The Oregon legislature's 1917 regular session began on January 8. Between the 1916 general election in November and the opening of the 1917 legislative session, Deschutes County was officially separated from Crook County. This created a minor issue when Forbes and Burdick were due to be seated in the House chamber and the printed name cards at their desks, which included the counties they represented, did not show Deschutes County. The name cards were quickly sent back to the printing office and new name cards with all six counties correctly annotated were prepared for Forbes and Burdick. During the session, Forbes was appointed chairman of the judiciary committee and was a member of the counties, livestock, and joint rules committees. Once again Forbes was an active legislator. He introduced a bill to consolidate seven agriculture related boards into new state Department of Agriculture with five administrative divisions. The 1917 legislative session ended on February 21.

After the 1917 ended, Forbes returned to his law practice in Bend. In early 1918, newspapers once again began to speculate about Forbes running for Speaker of the House in the next legislative session. However, before the speculation gained momentum, Forbes announced he would not seek a fourth term in the House. He cited his expanding law practice as his rationale for leaving the legislature.
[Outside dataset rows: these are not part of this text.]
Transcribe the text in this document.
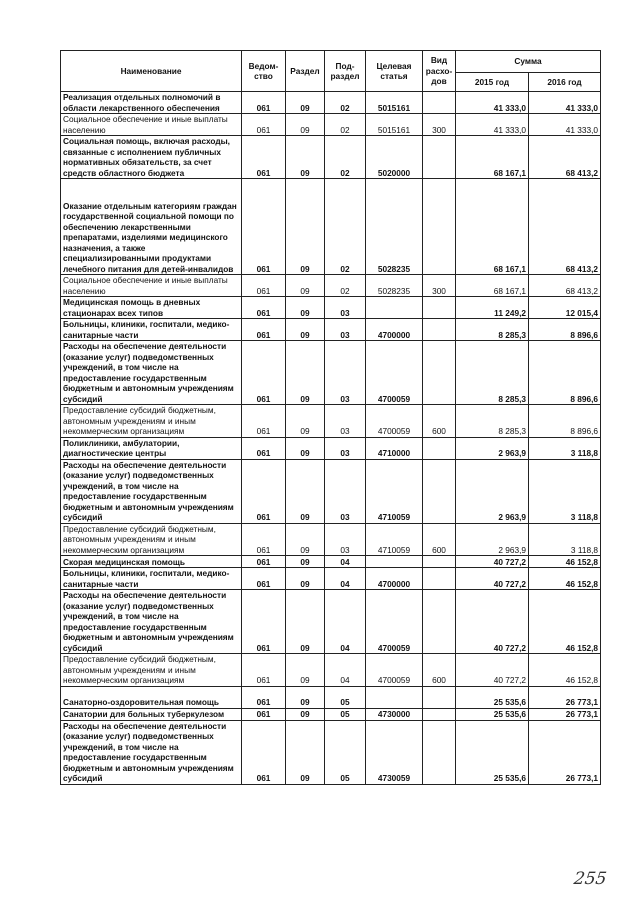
Наименование	Ведом-ство	Раздел	Под-раздел	Целевая статья	Вид расхо-дов	Сумма	
						2015 год	2016 год
Реализация отдельных полномочий в области лекарственного обеспечения	061	09	02	5015161		41 333,0	41 333,0
Социальное обеспечение и иные выплаты населению	061	09	02	5015161	300	41 333,0	41 333,0
Социальная помощь, включая расходы, связанные с исполнением публичных нормативных обязательств, за счет средств областного бюджета	061	09	02	5020000		68 167,1	68 413,2
Оказание отдельным категориям граждан государственной социальной помощи по обеспечению лекарственными препаратами, изделиями медицинского назначения, а также специализированными продуктами лечебного питания для детей-инвалидов	061	09	02	5028235		68 167,1	68 413,2
Социальное обеспечение и иные выплаты населению	061	09	02	5028235	300	68 167,1	68 413,2
Медицинская помощь в дневных стационарах всех типов	061	09	03			11 249,2	12 015,4
Больницы, клиники, госпитали, медико-санитарные части	061	09	03	4700000		8 285,3	8 896,6
Расходы на обеспечение деятельности (оказание услуг) подведомственных учреждений, в том числе на предоставление государственным бюджетным и автономным учреждениям субсидий	061	09	03	4700059		8 285,3	8 896,6
Предоставление субсидий бюджетным, автономным учреждениям и иным некоммерческим организациям	061	09	03	4700059	600	8 285,3	8 896,6
Поликлиники, амбулатории, диагностические центры	061	09	03	4710000		2 963,9	3 118,8
Расходы на обеспечение деятельности (оказание услуг) подведомственных учреждений, в том числе на предоставление государственным бюджетным и автономным учреждениям субсидий	061	09	03	4710059		2 963,9	3 118,8
Предоставление субсидий бюджетным, автономным учреждениям и иным некоммерческим организациям	061	09	03	4710059	600	2 963,9	3 118,8
Скорая медицинская помощь	061	09	04			40 727,2	46 152,8
Больницы, клиники, госпитали, медико-санитарные части	061	09	04	4700000		40 727,2	46 152,8
Расходы на обеспечение деятельности (оказание услуг) подведомственных учреждений, в том числе на предоставление государственным бюджетным и автономным учреждениям субсидий	061	09	04	4700059		40 727,2	46 152,8
Предоставление субсидий бюджетным, автономным учреждениям и иным некоммерческим организациям	061	09	04	4700059	600	40 727,2	46 152,8
Санаторно-оздоровительная помощь	061	09	05			25 535,6	26 773,1
Санатории для больных туберкулезом	061	09	05	4730000		25 535,6	26 773,1
Расходы на обеспечение деятельности (оказание услуг) подведомственных учреждений, в том числе на предоставление государственным бюджетным и автономным учреждениям субсидий	061	09	05	4730059		25 535,6	26 773,1
255
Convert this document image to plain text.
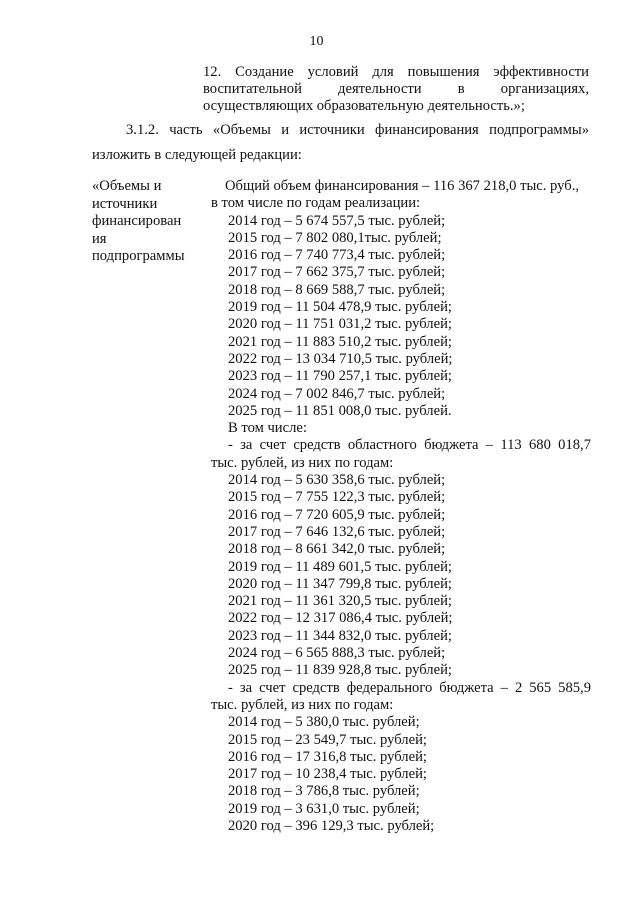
10
12. Создание условий для повышения эффективности
воспитательной деятельности в организациях,
осуществляющих образовательную деятельность.»;
3.1.2. часть «Объемы и источники финансирования подпрограммы»
изложить в следующей редакции:
«Объемы и
источники
финансирован
ия
подпрограммы
Общий объем финансирования – 116 367 218,0 тыс. руб.,
в том числе по годам реализации:
2014 год – 5 674 557,5 тыс. рублей;
2015 год – 7 802 080,1тыс. рублей;
2016 год – 7 740 773,4 тыс. рублей;
2017 год – 7 662 375,7 тыс. рублей;
2018 год – 8 669 588,7 тыс. рублей;
2019 год – 11 504 478,9 тыс. рублей;
2020 год – 11 751 031,2 тыс. рублей;
2021 год – 11 883 510,2 тыс. рублей;
2022 год – 13 034 710,5 тыс. рублей;
2023 год – 11 790 257,1 тыс. рублей;
2024 год – 7 002 846,7 тыс. рублей;
2025 год – 11 851 008,0 тыс. рублей.
В том числе:
- за счет средств областного бюджета – 113 680 018,7
тыс. рублей, из них по годам:
2014 год – 5 630 358,6 тыс. рублей;
2015 год – 7 755 122,3 тыс. рублей;
2016 год – 7 720 605,9 тыс. рублей;
2017 год – 7 646 132,6 тыс. рублей;
2018 год – 8 661 342,0 тыс. рублей;
2019 год – 11 489 601,5 тыс. рублей;
2020 год – 11 347 799,8 тыс. рублей;
2021 год – 11 361 320,5 тыс. рублей;
2022 год – 12 317 086,4 тыс. рублей;
2023 год – 11 344 832,0 тыс. рублей;
2024 год – 6 565 888,3 тыс. рублей;
2025 год – 11 839 928,8 тыс. рублей;
- за счет средств федерального бюджета – 2 565 585,9
тыс. рублей, из них по годам:
2014 год – 5 380,0 тыс. рублей;
2015 год – 23 549,7 тыс. рублей;
2016 год – 17 316,8 тыс. рублей;
2017 год – 10 238,4 тыс. рублей;
2018 год – 3 786,8 тыс. рублей;
2019 год – 3 631,0 тыс. рублей;
2020 год – 396 129,3 тыс. рублей;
While the regular 1917 legislative session was over, Forbes continued to serve out his two-year term, which lasted through the end of 1918. Back in central Oregon, Forbes continued his law practice and remained active in government affairs. In the spring of 1918, Forbes was appointed to the state land board.

== Death and memorials ==
On July 7, 1918, Forbes and a friend, Ralph Poindexter, went fishing at Crescent Lake, 65 mi south of Bend. While fishing some distance from the shore their boat broke apart and both men went into the water. The accident was witnessed by people on the shore and a rescue party rowed out to the site. The rescuers found boat wreckage, but no sign of the two men. An initial search was conducted, but no bodies were found. Additional searches were conducted at the lake, but the water at the accident site was approximately 200 ft deep and the initial recovery effort proved unsuccessful. Forbes' body was finally recovered a week after the accident and Poindexter's body was found a few days later.

Funeral services for Forbes were held at the Bend Amateur Athletic Club on July 20, 1918. After the service, Forbes was buried at the Pilot Butte Cemetery in Bend.

The local Knights of Pythias lodge held a memorial service on July 19, 1918, and passed a resolution of condolence which was forwarded to the Forbes family. Later that year, the Deschutes County Bar Association held a special memorial service for Forbes. A year after his death, Bend's newly chartered Elks lodge held a memorial service for Forbes. His fellow Elks credited him with founding the local lodge, even though the charter was not approved until after his death.

Ann Forbes remained in Bend with her young son. She never remarried. She died in 1955.